Il y a un côté feu d’artifice, tant les sujets évoqués par le pape sont divers. Par ailleurs, nous ne sommes pas dans un document magistériel, et François peut donc donner son avis très librement sur des sujets aussi divers que la foi, la morale, la société, l’économie, la politique. Il y a même des passages assez cash.
Il donne son avis sur la pandémie, la gestion des gouvernements, l’obéissance des catholiques aux demandes des États. Comme souvent avec le pape François, chacun en prend un peu pour son grade. Par exemple, il parle de son agacement pour les chrétiens trop rigides, pour ceux qui sont trop laxistes. Il y a de très belles pages sur la morale chrétienne, une morale qui n’est ni moralisatrice ni légaliste.
Il évoque aussi un sujet qu’il apprécie particulièrement: la notion de débordement. La mission d’évangéliser le monde jaillit d’un trop plein d’amour, un peu comme le feu intérieur d’un volcan qui déborde en éruption.
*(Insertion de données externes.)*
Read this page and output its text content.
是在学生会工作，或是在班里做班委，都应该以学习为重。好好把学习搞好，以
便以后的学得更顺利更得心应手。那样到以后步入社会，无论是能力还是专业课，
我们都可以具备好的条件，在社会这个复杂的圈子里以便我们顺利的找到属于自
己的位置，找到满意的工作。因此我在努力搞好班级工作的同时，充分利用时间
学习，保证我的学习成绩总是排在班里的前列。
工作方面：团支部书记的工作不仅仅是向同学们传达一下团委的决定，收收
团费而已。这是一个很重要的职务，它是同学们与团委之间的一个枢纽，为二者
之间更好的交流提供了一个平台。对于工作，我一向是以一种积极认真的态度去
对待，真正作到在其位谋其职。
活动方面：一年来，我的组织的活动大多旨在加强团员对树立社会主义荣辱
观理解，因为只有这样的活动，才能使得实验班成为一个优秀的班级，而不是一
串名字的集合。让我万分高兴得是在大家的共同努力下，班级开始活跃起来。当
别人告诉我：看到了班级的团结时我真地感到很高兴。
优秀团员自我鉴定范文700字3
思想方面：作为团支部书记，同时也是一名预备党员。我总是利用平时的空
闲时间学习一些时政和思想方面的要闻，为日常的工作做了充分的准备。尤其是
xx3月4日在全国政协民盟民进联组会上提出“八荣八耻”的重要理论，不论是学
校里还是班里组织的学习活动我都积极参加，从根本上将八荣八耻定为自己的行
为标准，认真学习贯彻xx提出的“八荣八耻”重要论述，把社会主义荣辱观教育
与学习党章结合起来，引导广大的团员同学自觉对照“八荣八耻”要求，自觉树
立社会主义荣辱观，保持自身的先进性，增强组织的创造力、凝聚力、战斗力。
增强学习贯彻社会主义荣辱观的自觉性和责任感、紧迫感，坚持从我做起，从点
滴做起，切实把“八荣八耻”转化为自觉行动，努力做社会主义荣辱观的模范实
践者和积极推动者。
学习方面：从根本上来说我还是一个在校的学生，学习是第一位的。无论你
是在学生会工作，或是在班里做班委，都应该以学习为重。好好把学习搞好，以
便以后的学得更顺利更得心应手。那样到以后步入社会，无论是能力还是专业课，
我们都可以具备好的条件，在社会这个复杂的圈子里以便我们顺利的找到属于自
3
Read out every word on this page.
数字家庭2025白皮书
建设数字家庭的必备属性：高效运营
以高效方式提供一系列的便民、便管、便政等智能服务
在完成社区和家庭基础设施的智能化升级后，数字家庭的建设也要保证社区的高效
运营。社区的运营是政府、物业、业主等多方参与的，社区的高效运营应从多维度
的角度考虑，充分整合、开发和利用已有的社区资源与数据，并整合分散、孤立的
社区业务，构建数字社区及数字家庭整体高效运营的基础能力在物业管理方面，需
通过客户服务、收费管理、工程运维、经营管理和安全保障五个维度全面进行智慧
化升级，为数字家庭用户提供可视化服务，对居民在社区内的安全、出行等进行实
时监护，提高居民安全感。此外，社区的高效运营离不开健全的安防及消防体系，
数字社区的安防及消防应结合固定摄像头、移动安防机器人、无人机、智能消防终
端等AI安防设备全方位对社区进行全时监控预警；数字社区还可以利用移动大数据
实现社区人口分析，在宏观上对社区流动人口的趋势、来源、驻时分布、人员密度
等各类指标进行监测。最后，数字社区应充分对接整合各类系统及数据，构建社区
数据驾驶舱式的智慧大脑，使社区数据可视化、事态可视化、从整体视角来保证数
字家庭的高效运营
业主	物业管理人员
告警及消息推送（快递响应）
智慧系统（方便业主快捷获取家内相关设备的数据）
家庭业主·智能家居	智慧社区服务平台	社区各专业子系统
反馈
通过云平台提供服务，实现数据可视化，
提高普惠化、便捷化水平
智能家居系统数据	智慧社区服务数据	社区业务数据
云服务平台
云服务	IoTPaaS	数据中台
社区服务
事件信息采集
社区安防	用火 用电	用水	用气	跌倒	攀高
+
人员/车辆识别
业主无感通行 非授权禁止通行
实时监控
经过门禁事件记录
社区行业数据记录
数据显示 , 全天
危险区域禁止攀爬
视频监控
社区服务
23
Il évoque également ses Covid personnels, ses moments de crises. Il y a une tonalité très personnelle dans ces pages, il n’hésite pas à se confier, raconter sa rencontre avec le Christ, ses études, sa thèse de théologie interrompue. J’ai été surpris qu’il aborde certains sujets d’actualité comme George Floyd, cet homme afro-américain tué par un policier à Minneapolis, dont la mort a provoqué des émeutes et une vague d’indignation aux Etats-Unis et dans le monde entier.
A plusieurs reprises, j’ai été étonné par sa liberté de ton. Il revient sur certaines polémiques ou des reproches que certains ont pu lui faire, notamment sur Amoris Laetitia par exemple.
Il y a quelques très belles pages sur la vocation de la femme “ama de casa”, une conception qui mêle tradition et modernité. Ces pages sont, à mon sens, parmi les plus belles du livre. Le Saint-Père explique ainsi pourquoi et comment il a voulu impliquer davantage les femmes dans le gouvernement de l’Eglise.
Pourquoi ce titre ?
Le titre dans l’édition originale anglaise est Let Us Dream. C’est l’éditeur français qui a choisi plutôt Un temps pour changer.
Le prologue démarre par ces mots : “Je crois que les temps que nous vivons sont décisifs.” Et le pape poursuit : “Entrer en crise, c’est passer au crible. (…) Au cours des épreuves de la vie se révèle ton propre cœur : combien il est solide, combien il est miséricordieux ; combien il est grand ou petit.”
Le pape affirme que nos manières de réfléchir sont secouées. Comme Jésus qui part au désert, ce temps est l’occasion d’une conversion extérieure et intérieure.
Dans ce livre, il parle avec son cœur, avec une certaine fougue, c’est touchant. Il reprend également certains thèmes qui lui sont chers : la mise en demeure de l’entre soi, la priorité à l’évangélisation, le service dans l’Église, auquel il ne faut pas s’attacher, la recherche effrénée de soi alors que le Christ nous demande d’être dans le don de soi.
L’Église n’est pas une citadelle de pureté, et le pape met en garde contre le néopélagianisme ou néognosticisme (cf. Gaudete et Exsultate). Nous sommes au service de la mission. Le pape nous met en garde contre une certaine forme de condescendance et de peur du monde. Il reprend également des thèmes évoqués dans Laudato Si’ : la nature humaine ne peut pas être dans la toute-puissance.
Pour moi, cela a été une expérience très impressionnante de rentrer ainsi dans la tête et le cœur du pape. Plusieurs fois, j’ai été étonné de son franc-parler et j’ai demandé confirmation à Austen Ivereigh pour vérifier que c’était bien ce que François avait voulu dire. A titre personnel, cela m’a permis de saisir encore plus l’originalité de la pensée du Saint-Père et de m’en nourrir encore plus.